Oui, l’empire euro-atlantique-sioniste est passé maitre dans l’art de la manipulation de cet instinct grégaire... en excisant et en exacerbant les méga-nationalismes . Mais il a mis la barre si haut que...

17/02/2013 02:01 par Dwaabala

à Fethi GHARBI
ce qui est sûr aujourd’hui, c’est l’existence d’un et un seul impérialisme.
En entendant par impérialisme ce complexe avant tout économique (le capitalisme dont la sublimation est la finance), politique (y compris l’idéologie dont il se soutient et abrutit les masses, qu’elle soit religieuse, nationaliste, belliqueuse, démocratique, pacifiste, légaliste, ou platement chrématistique) et militaire.
Ce qui devrait être non moins sûr pour un progressiste c’est qu’il n’existe qu’une humanité, aussi variée dans ses aspects que peuvent l’être les paysages de la France si chers à l’intervenant salah, et même infiniment plus.

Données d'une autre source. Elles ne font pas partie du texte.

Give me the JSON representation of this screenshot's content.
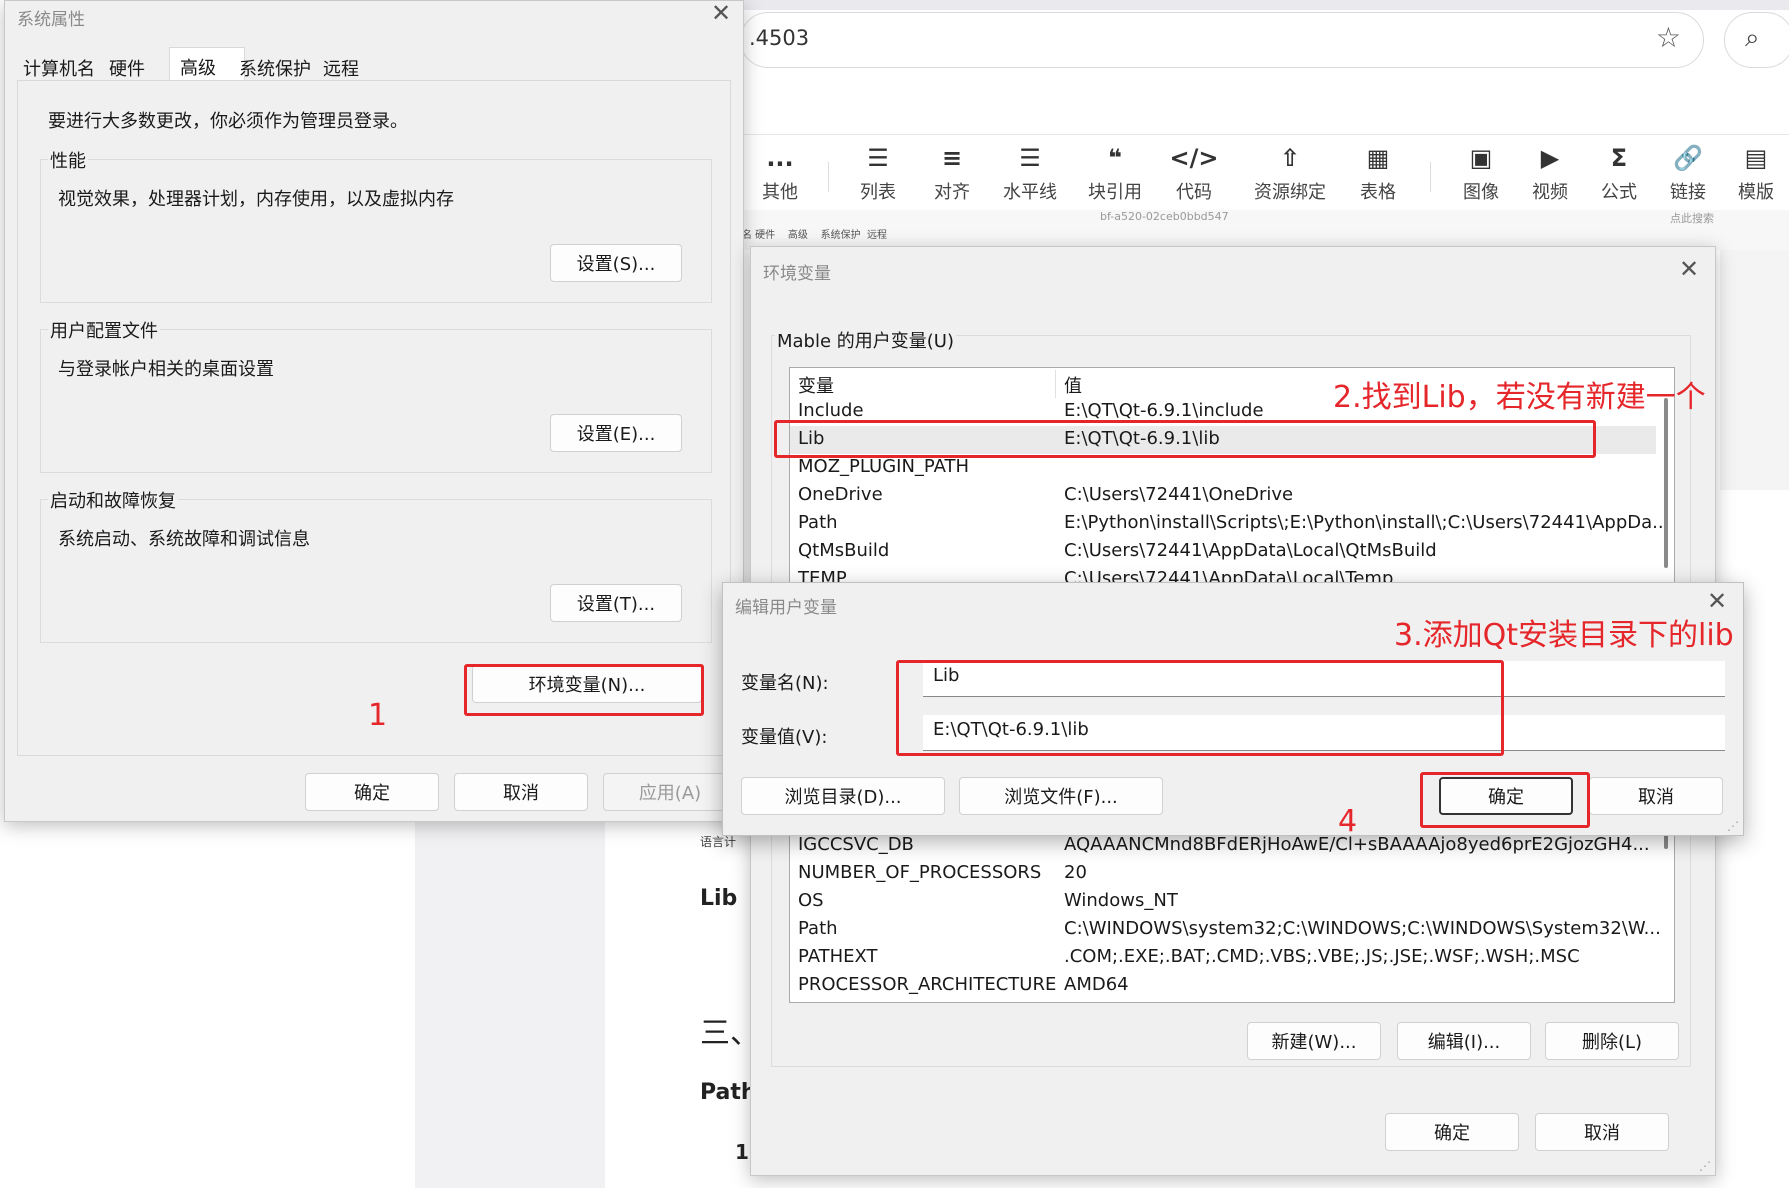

L’unité de cette humanité tient au fait qu’elle subit l’oppression du capital : c’est dire qu’elle n’englobe pas aveuglément tout ce qui se présente sous l’aspect humain au sens morphologique ; dans sa nudité, sa nutrition, sa reproduction et sa mort, non plus que dans son costume-cravate, robe de grand couturier et survêtement-jogging, ni dans son compte en banque.
C’est là la racine de ce grand mouvement émancipateur des peuples, qui a pu être désigné par le terme de spectre (quand il hantait l’Europe) et dont il n’est pas permis de douter, malgré la difficulté de son observation, sauf à s’en remettre au mysticisme quant à sa propre conception philosophique du monde.